If you've ever gotten SPAM that started out as something like "here is the contents of your feedback form", followed by some spam, it's from a script like this.

Please do not deploy this script. Your server will be blackballed within hours of the first SPAM sent using it. Then good luck getting back on the good side of the blacklisters.

Additionally, I think this is based on a common script which has this flaw (is it Matt Wright's "mailform", or something like that?), so the following is a lie:

## Created by Aaron Anderson
## sulfericacid@qwest.net
[download]

-- Randal L. Schwartz, Perl hacker

There are many dangers inherent in rolling your own mail script. (Matt Wright managed to expose almost all of them, so you can search perlmonks and/or the web and newsgroups if you want excrutiating detail.)

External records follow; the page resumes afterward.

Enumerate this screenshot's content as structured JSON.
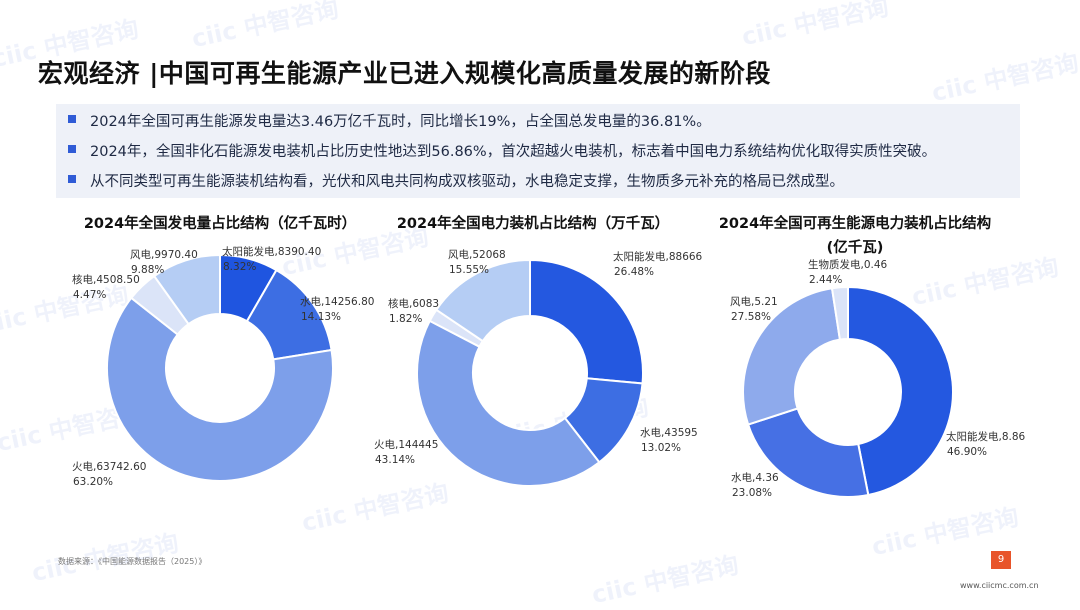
{
  "title": "宏观经济 |中国可再生能源产业已进入规模化高质量发展的新阶段",
  "bullets": [
    "2024年全国可再生能源发电量达3.46万亿千瓦时，同比增长19%，占全国总发电量的36.81%。",
    "2024年，全国非化石能源发电装机占比历史性地达到56.86%，首次超越火电装机，标志着中国电力系统结构优化取得实质性突破。",
    "从不同类型可再生能源装机结构看，光伏和风电共同构成双核驱动，水电稳定支撑，生物质多元补充的格局已然成型。"
  ],
  "chart_titles": [
    "2024年全国发电量占比结构（亿千瓦时）",
    "2024年全国电力装机占比结构（万千瓦）",
    "2024年全国可再生能源电力装机占比结构",
    "(亿千瓦)"
  ],
  "chart_data": [
    {
      "type": "pie",
      "title": "2024年全国发电量占比结构（亿千瓦时）",
      "slices": [
        {
          "name": "太阳能发电",
          "value": 8390.4,
          "percent": "8.32%",
          "value_text": "8390.40",
          "color": "#1f55e0"
        },
        {
          "name": "水电",
          "value": 14256.8,
          "percent": "14.13%",
          "value_text": "14256.80",
          "color": "#3d6ee3"
        },
        {
          "name": "火电",
          "value": 63742.6,
          "percent": "63.20%",
          "value_text": "63742.60",
          "color": "#7d9fea"
        },
        {
          "name": "核电",
          "value": 4508.5,
          "percent": "4.47%",
          "value_text": "4508.50",
          "color": "#dbe4f8"
        },
        {
          "name": "风电",
          "value": 9970.4,
          "percent": "9.88%",
          "value_text": "9970.40",
          "color": "#b5cdf4"
        }
      ]
    },
    {
      "type": "pie",
      "title": "2024年全国电力装机占比结构（万千瓦）",
      "slices": [
        {
          "name": "太阳能发电",
          "value": 88666,
          "percent": "26.48%",
          "value_text": "88666",
          "color": "#2458e0"
        },
        {
          "name": "水电",
          "value": 43595,
          "percent": "13.02%",
          "value_text": "43595",
          "color": "#3d6ee3"
        },
        {
          "name": "火电",
          "value": 144445,
          "percent": "43.14%",
          "value_text": "144445",
          "color": "#7d9fea"
        },
        {
          "name": "核电",
          "value": 6083,
          "percent": "1.82%",
          "value_text": "6083",
          "color": "#dbe4f8"
        },
        {
          "name": "风电",
          "value": 52068,
          "percent": "15.55%",
          "value_text": "52068",
          "color": "#b5cdf4"
        }
      ]
    },
    {
      "type": "pie",
      "title": "2024年全国可再生能源电力装机占比结构 (亿千瓦)",
      "slices": [
        {
          "name": "太阳能发电",
          "value": 8.86,
          "percent": "46.90%",
          "value_text": "8.86",
          "color": "#2458e0"
        },
        {
          "name": "水电",
          "value": 4.36,
          "percent": "23.08%",
          "value_text": "4.36",
          "color": "#4670e4"
        },
        {
          "name": "风电",
          "value": 5.21,
          "percent": "27.58%",
          "value_text": "5.21",
          "color": "#8eaaec"
        },
        {
          "name": "生物质发电",
          "value": 0.46,
          "percent": "2.44%",
          "value_text": "0.46",
          "color": "#dbe4f8"
        }
      ]
    }
  ],
  "source_note": "数据来源：《中国能源数据报告（2025）》",
  "page_number": "9",
  "footer_url": "www.ciicmc.com.cn",
  "watermark": "ciic 中智咨询"
}
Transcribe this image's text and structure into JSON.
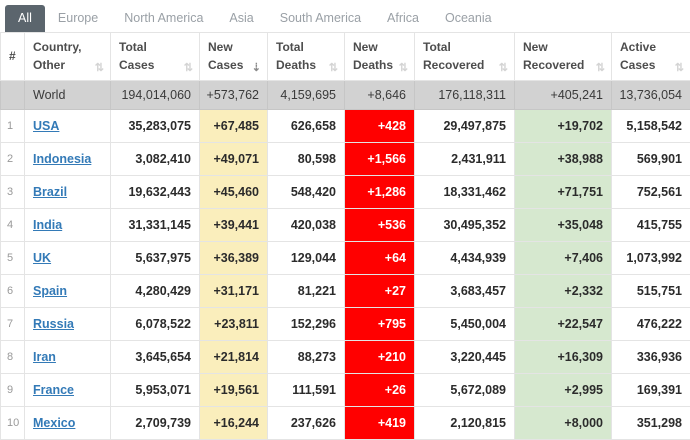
{
  "tabs": [
    {
      "label": "All",
      "active": true
    },
    {
      "label": "Europe",
      "active": false
    },
    {
      "label": "North America",
      "active": false
    },
    {
      "label": "Asia",
      "active": false
    },
    {
      "label": "South America",
      "active": false
    },
    {
      "label": "Africa",
      "active": false
    },
    {
      "label": "Oceania",
      "active": false
    }
  ],
  "colors": {
    "link_color": "#337ab7",
    "tab_active_bg": "#5b656d",
    "new_cases_bg": "#faeebc",
    "new_deaths_bg": "#ff0000",
    "new_recovered_bg": "#d6e8cf",
    "world_row_bg": "#d2d2d2"
  },
  "table": {
    "columns": [
      {
        "label": "#",
        "sortable": false,
        "sorted": false
      },
      {
        "label": "Country, Other",
        "sortable": true,
        "sorted": false
      },
      {
        "label": "Total Cases",
        "sortable": true,
        "sorted": false
      },
      {
        "label": "New Cases",
        "sortable": true,
        "sorted": true
      },
      {
        "label": "Total Deaths",
        "sortable": true,
        "sorted": false
      },
      {
        "label": "New Deaths",
        "sortable": true,
        "sorted": false
      },
      {
        "label": "Total Recovered",
        "sortable": true,
        "sorted": false
      },
      {
        "label": "New Recovered",
        "sortable": true,
        "sorted": false
      },
      {
        "label": "Active Cases",
        "sortable": true,
        "sorted": false
      }
    ],
    "world_row": {
      "country": "World",
      "total_cases": "194,014,060",
      "new_cases": "+573,762",
      "total_deaths": "4,159,695",
      "new_deaths": "+8,646",
      "total_recovered": "176,118,311",
      "new_recovered": "+405,241",
      "active_cases": "13,736,054"
    },
    "rows": [
      {
        "rank": "1",
        "country": "USA",
        "total_cases": "35,283,075",
        "new_cases": "+67,485",
        "total_deaths": "626,658",
        "new_deaths": "+428",
        "total_recovered": "29,497,875",
        "new_recovered": "+19,702",
        "active_cases": "5,158,542"
      },
      {
        "rank": "2",
        "country": "Indonesia",
        "total_cases": "3,082,410",
        "new_cases": "+49,071",
        "total_deaths": "80,598",
        "new_deaths": "+1,566",
        "total_recovered": "2,431,911",
        "new_recovered": "+38,988",
        "active_cases": "569,901"
      },
      {
        "rank": "3",
        "country": "Brazil",
        "total_cases": "19,632,443",
        "new_cases": "+45,460",
        "total_deaths": "548,420",
        "new_deaths": "+1,286",
        "total_recovered": "18,331,462",
        "new_recovered": "+71,751",
        "active_cases": "752,561"
      },
      {
        "rank": "4",
        "country": "India",
        "total_cases": "31,331,145",
        "new_cases": "+39,441",
        "total_deaths": "420,038",
        "new_deaths": "+536",
        "total_recovered": "30,495,352",
        "new_recovered": "+35,048",
        "active_cases": "415,755"
      },
      {
        "rank": "5",
        "country": "UK",
        "total_cases": "5,637,975",
        "new_cases": "+36,389",
        "total_deaths": "129,044",
        "new_deaths": "+64",
        "total_recovered": "4,434,939",
        "new_recovered": "+7,406",
        "active_cases": "1,073,992"
      },
      {
        "rank": "6",
        "country": "Spain",
        "total_cases": "4,280,429",
        "new_cases": "+31,171",
        "total_deaths": "81,221",
        "new_deaths": "+27",
        "total_recovered": "3,683,457",
        "new_recovered": "+2,332",
        "active_cases": "515,751"
      },
      {
        "rank": "7",
        "country": "Russia",
        "total_cases": "6,078,522",
        "new_cases": "+23,811",
        "total_deaths": "152,296",
        "new_deaths": "+795",
        "total_recovered": "5,450,004",
        "new_recovered": "+22,547",
        "active_cases": "476,222"
      },
      {
        "rank": "8",
        "country": "Iran",
        "total_cases": "3,645,654",
        "new_cases": "+21,814",
        "total_deaths": "88,273",
        "new_deaths": "+210",
        "total_recovered": "3,220,445",
        "new_recovered": "+16,309",
        "active_cases": "336,936"
      },
      {
        "rank": "9",
        "country": "France",
        "total_cases": "5,953,071",
        "new_cases": "+19,561",
        "total_deaths": "111,591",
        "new_deaths": "+26",
        "total_recovered": "5,672,089",
        "new_recovered": "+2,995",
        "active_cases": "169,391"
      },
      {
        "rank": "10",
        "country": "Mexico",
        "total_cases": "2,709,739",
        "new_cases": "+16,244",
        "total_deaths": "237,626",
        "new_deaths": "+419",
        "total_recovered": "2,120,815",
        "new_recovered": "+8,000",
        "active_cases": "351,298"
      }
    ]
  },
  "icons": {
    "sort_unsorted": "⇅",
    "sort_desc": "⇣"
  }
}
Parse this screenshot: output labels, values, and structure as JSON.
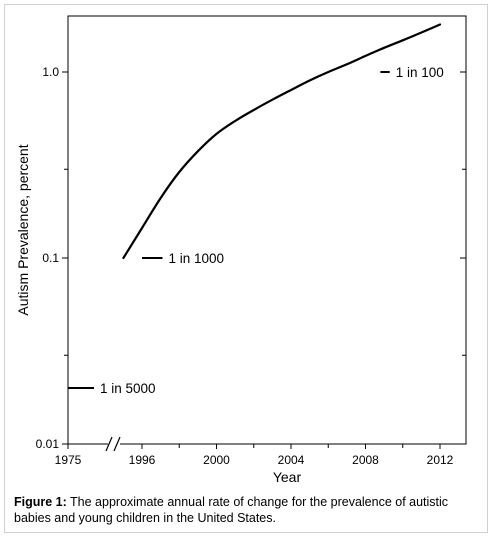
{
  "chart_data": {
    "type": "line",
    "title": "",
    "xlabel": "Year",
    "ylabel": "Autism Prevalence, percent",
    "y_scale": "log",
    "ylim": [
      0.01,
      2.3
    ],
    "x_ticks": [
      "1975",
      "1996",
      "2000",
      "2004",
      "2008",
      "2012"
    ],
    "y_ticks": [
      "0.01",
      "0.1",
      "1.0"
    ],
    "x_axis_break": true,
    "grid": false,
    "series": [
      {
        "x": [
          1995,
          1996,
          1997,
          1998,
          1999,
          2000,
          2001,
          2002,
          2003,
          2004,
          2005,
          2006,
          2007,
          2008,
          2009,
          2010,
          2011,
          2012
        ],
        "y": [
          0.1,
          0.145,
          0.21,
          0.29,
          0.375,
          0.465,
          0.545,
          0.625,
          0.71,
          0.8,
          0.9,
          1.0,
          1.1,
          1.22,
          1.35,
          1.48,
          1.63,
          1.8
        ]
      }
    ],
    "reference_marks": [
      {
        "label": "1 in 5000",
        "y": 0.02,
        "x_from": 1975,
        "x_to": 1976.3
      },
      {
        "label": "1 in 1000",
        "y": 0.1,
        "x_from": 1996,
        "x_to": 1997.1
      },
      {
        "label": "1 in 100",
        "y": 1.0,
        "x_from": 2008.8,
        "x_to": 2009.3
      }
    ]
  },
  "caption": {
    "label": "Figure 1:",
    "text": " The approximate annual rate of change for the prevalence of autistic babies and young children in the United States."
  }
}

merlyn correctly pointed out that your script is ripe for spam abuse. And don't think they won't use it.

First, there is a project called NMS that creates solid "simple" scripts like this that are audited by the community for security holes. I'd recommend looking there first in the future. In particular, look at their formmail script. The code is well documented, and it can prevent the spam relay concerns, as well as others.

Second, while you module makes use of the CGI module, you don't use any of the Mail::* modules. I recommend using a module for this sort of thing: It increases portability, and centralizes the functionality so it easy to upgrade security holes if/when they are discovered.

Third, you don't make use of taint checking. While all CGI scripts should arguably use taint checking, scripts that pass said data to other programs need it all the more.